This thread has been locked.

If you have a related question, please click the "Ask a related question" button in the top right corner. The newly created question will be automatically linked to this question.

Integral Image using Vision Library from TI (TI Vlib)

Other Parts Discussed in Thread: SPRC589

Dear All:

Currently, I use wide VGA (752 x 480) Images and would like to use Vlib Integral Image block in Simulink

While, computing the Integral Image of current frame with TI Vlib the value of the last column of previous Integral Image is progressively added.

Is there a way to avoid this? As continued addition will requires large memory size requirement for the Integral Image. If not what is the advantage of doing so?

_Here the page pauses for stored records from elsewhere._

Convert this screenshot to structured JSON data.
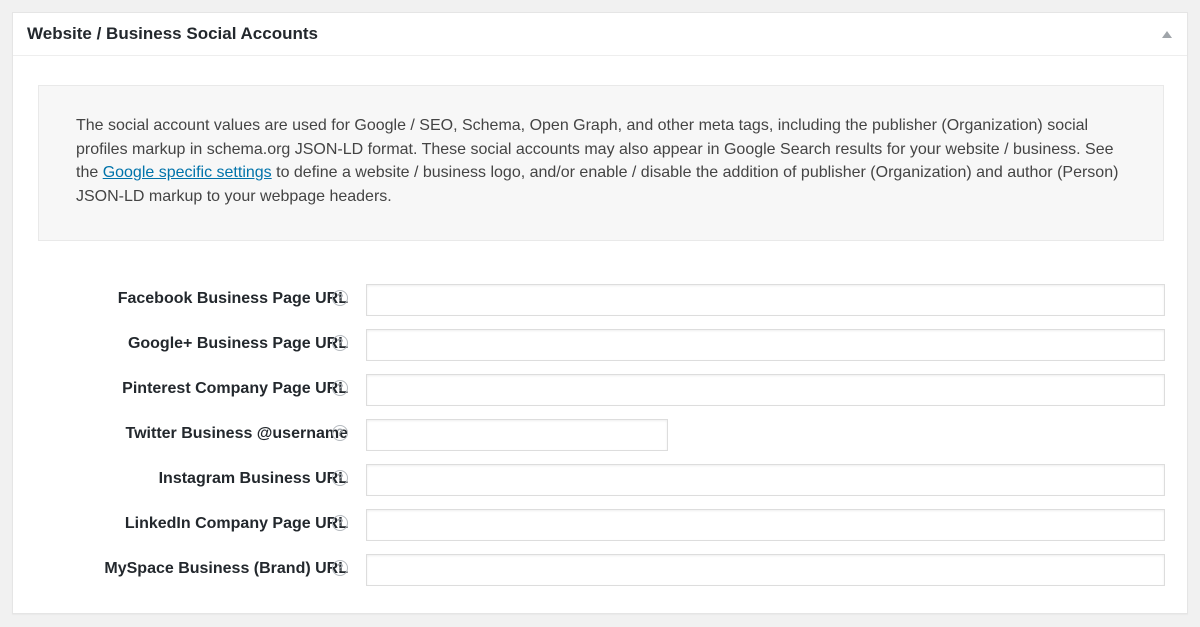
{
  "box": {
    "title": "Website / Business Social Accounts"
  },
  "info": {
    "text_before_link": "The social account values are used for Google / SEO, Schema, Open Graph, and other meta tags, including the publisher (Organization) social profiles markup in schema.org JSON-LD format. These social accounts may also appear in Google Search results for your website / business. See the ",
    "link_text": "Google specific settings",
    "text_after_link": " to define a website / business logo, and/or enable / disable the addition of publisher (Organization) and author (Person) JSON-LD markup to your webpage headers."
  },
  "fields": [
    {
      "label": "Facebook Business Page URL",
      "value": "",
      "placeholder": ""
    },
    {
      "label": "Google+ Business Page URL",
      "value": "",
      "placeholder": ""
    },
    {
      "label": "Pinterest Company Page URL",
      "value": "",
      "placeholder": ""
    },
    {
      "label": "Twitter Business @username",
      "value": "",
      "placeholder": ""
    },
    {
      "label": "Instagram Business URL",
      "value": "",
      "placeholder": ""
    },
    {
      "label": "LinkedIn Company Page URL",
      "value": "",
      "placeholder": ""
    },
    {
      "label": "MySpace Business (Brand) URL",
      "value": "",
      "placeholder": ""
    }
  ],
  "help_glyph": "?",
  "icons": {
    "toggle": "collapse-arrow-up-icon",
    "help": "question-circle-icon"
  },
  "colors": {
    "link": "#0073aa",
    "panel_background": "#ffffff",
    "info_background": "#f7f7f7"
  }
}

As my second questions, the input to the Vlib Integral Image block is a vector where first 1....752 elements form the first row of image, and 752 * (n-1) + 1 ...... 752*n forms the n-th row of the image and so on.

I would like to down-sample the image by factor of 2 simply by neglicting every second pixel in both row and column. However, as the input ot Vlib is sample based is there a way to downsample the images for real-time implementation.

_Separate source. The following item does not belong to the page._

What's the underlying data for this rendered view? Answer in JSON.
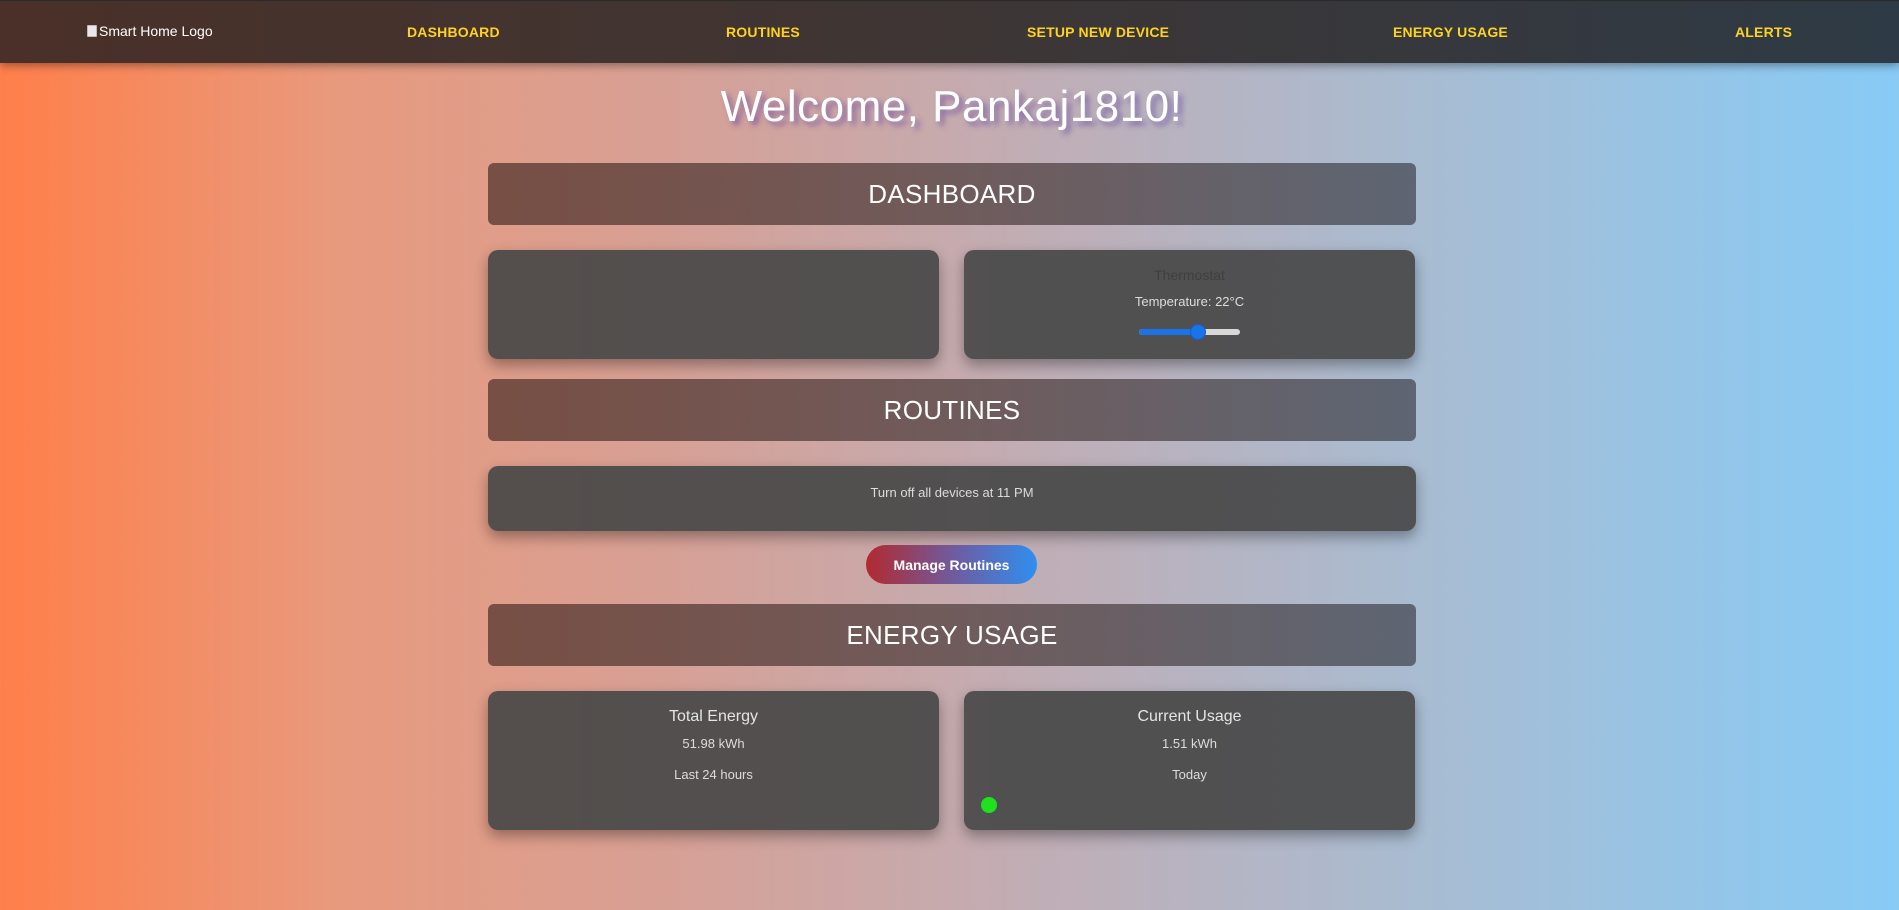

Please let me know if you have implemented Vlib block for generated auto codes for Integral Image and tested on DM6437.

Looking for your assitance, Chandra

  •  

    Chandra,

    The reason for progressive adding is to enable block based kernel operation.

    Your image is large and sits in the DDR and DDR memory accesses are slow.

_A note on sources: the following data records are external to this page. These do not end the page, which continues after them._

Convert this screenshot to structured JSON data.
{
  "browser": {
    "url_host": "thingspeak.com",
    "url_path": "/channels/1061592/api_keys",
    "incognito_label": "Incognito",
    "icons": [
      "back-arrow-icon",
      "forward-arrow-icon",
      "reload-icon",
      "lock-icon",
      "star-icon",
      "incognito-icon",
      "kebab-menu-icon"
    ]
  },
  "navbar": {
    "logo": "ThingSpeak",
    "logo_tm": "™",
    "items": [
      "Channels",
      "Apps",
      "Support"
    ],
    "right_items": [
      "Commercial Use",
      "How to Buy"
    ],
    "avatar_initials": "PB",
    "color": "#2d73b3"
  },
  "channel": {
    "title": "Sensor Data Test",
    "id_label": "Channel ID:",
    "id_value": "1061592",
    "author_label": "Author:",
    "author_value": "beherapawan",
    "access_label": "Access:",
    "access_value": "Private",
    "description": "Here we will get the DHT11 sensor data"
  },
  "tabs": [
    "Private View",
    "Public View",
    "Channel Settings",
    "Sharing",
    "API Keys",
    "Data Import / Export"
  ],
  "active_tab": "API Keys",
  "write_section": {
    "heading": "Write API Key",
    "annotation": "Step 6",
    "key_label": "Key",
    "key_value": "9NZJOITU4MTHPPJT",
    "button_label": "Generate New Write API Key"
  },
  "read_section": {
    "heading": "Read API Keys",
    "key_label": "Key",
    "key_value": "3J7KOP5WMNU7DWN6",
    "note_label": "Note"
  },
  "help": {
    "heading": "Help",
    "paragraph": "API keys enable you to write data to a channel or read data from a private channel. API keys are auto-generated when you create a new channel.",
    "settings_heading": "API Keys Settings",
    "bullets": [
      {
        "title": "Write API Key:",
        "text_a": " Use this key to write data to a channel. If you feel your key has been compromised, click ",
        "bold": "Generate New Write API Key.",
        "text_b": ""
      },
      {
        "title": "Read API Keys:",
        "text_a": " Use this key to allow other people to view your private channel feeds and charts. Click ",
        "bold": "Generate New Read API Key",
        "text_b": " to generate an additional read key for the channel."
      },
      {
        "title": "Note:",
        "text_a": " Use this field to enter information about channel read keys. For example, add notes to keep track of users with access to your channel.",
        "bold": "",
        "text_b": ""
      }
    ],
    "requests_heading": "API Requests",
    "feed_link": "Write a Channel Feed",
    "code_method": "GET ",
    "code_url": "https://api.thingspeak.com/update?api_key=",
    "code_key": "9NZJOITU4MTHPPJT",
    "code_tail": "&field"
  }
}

    So a small block of this image is DMAed in local memory and then integral image would be computed. For the next block, we would need the last line of the previous block's integral image.

    Please refer to the following link for more information on double buffering.

    http://en.wikipedia.org/wiki/Multiple_buffering

    In your case, you can resolve the issue by setting the lastline buffer to zero using memset.

     

    From what I understand from your second question, you have to downsample the input image and then call the integral image function.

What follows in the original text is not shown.